A nurses union at Centerpoint Medical Center have filed a motion to allow the National Labor Relations Board to hold an election to determine if nurses want to keep the union.

A nurses union at Centerpoint Medical Center have filed a motion to allow the National Labor Relations Board to hold an election to determine if nurses want to keep the union.

The NLRB will move forward in conducting an election to decide whether to dissolve or keep Centerpoint Nurses United union.

Last November, a group of nurses who were upset at the union filed a petition that was signed by at least 30 percent of the nurses. The petition called for an election.

Since then, the union had blocked the election by filing allegations that hospital management had engaged in unfair labor practices that could influence the election, said Dan Hubbel, NLRB’s regional director.

But the union has the power to say whether the election can move regardless of the pending allegations, Hubbel said.

“This is a change in their approach to try to get the matter to an election,” Hubbel said.

NLRB, a federal agency, is discussing the details for the election with officials from the union and management. Both parties must agree to the details of the election. Hubbel said hashing out those details could take time, but the board is hopeful the sides will agree and there will be an election.

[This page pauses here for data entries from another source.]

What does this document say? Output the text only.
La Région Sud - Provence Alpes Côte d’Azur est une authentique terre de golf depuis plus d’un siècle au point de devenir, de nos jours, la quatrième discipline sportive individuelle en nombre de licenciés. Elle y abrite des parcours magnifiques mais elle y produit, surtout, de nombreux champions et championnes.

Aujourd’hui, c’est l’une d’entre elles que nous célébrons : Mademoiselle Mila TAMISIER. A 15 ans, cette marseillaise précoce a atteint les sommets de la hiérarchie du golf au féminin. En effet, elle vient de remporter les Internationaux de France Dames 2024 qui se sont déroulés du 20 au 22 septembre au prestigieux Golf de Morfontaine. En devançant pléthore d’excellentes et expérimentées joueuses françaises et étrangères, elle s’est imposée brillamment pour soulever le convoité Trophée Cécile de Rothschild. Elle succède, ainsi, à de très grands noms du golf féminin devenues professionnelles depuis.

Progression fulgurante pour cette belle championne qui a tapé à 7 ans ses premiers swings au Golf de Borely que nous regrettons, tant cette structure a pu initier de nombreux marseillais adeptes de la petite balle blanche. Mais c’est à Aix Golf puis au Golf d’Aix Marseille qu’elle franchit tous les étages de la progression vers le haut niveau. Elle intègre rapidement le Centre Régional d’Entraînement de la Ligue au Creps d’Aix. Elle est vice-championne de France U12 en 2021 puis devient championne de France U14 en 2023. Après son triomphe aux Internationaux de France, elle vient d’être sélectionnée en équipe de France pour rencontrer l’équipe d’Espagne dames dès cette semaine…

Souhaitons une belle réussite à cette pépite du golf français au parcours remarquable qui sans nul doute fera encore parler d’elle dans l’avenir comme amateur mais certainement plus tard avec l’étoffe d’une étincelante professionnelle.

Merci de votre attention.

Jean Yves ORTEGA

Some of the union’s allegations focus on changing nurses’ work hours and schedules without negotiating first and also increases in pay for on-call/standby work.

“We look forward to this election as an opportunity to send HCA (owner of Centerpoint) a message that we expect to be treated as the professionals that we are,” said Uriah Magill, a union RN at Centerpoint, in a statement.

Gene M. Hallinan, a spokeswoman at Centerpoint, said in a statement the hospital is glad that its nurses have their “voices heard.”

“We are pleased that the union has finally stopped blocking a vote that the majority of Centerpoint nurses have been clamoring for,” Hallinan said.

The Nurses for a Union-Free Centerpoint gathered signatures for the election.

Jerilyn McDermed, a Centerpoint RN and spokeswoman for the group, said the union’s decision not to block the election “is not, I feel, a very positive reflection” on the union.

“If they felt so strongly about their nurses and what their nurses want, they would realize that 30 percent of their nurses wanted a vote rather than continuing to block the election,” McDermed said.

For more than a year, the hospital and Centerpoint have been locked  in negotations to get a contract for union nurses. A major aspect of the contract calls for better working conditions for nurses who claim of a high nurse-to-patient ratio.

The union will have to get 50 percent plus one vote to stay a union at the hospital.

“The whole concept (of the election) is based upon majority support,” Hubbel said.

Laura Harrity, a nurse at Centerpoint who’s a union member, is confident the union will survive.

“We’re very tired of this dragging out and dragging out,” Harrity said. “You have to have an end point.”

But McDermed said the election will verify that nurses don’t want the union.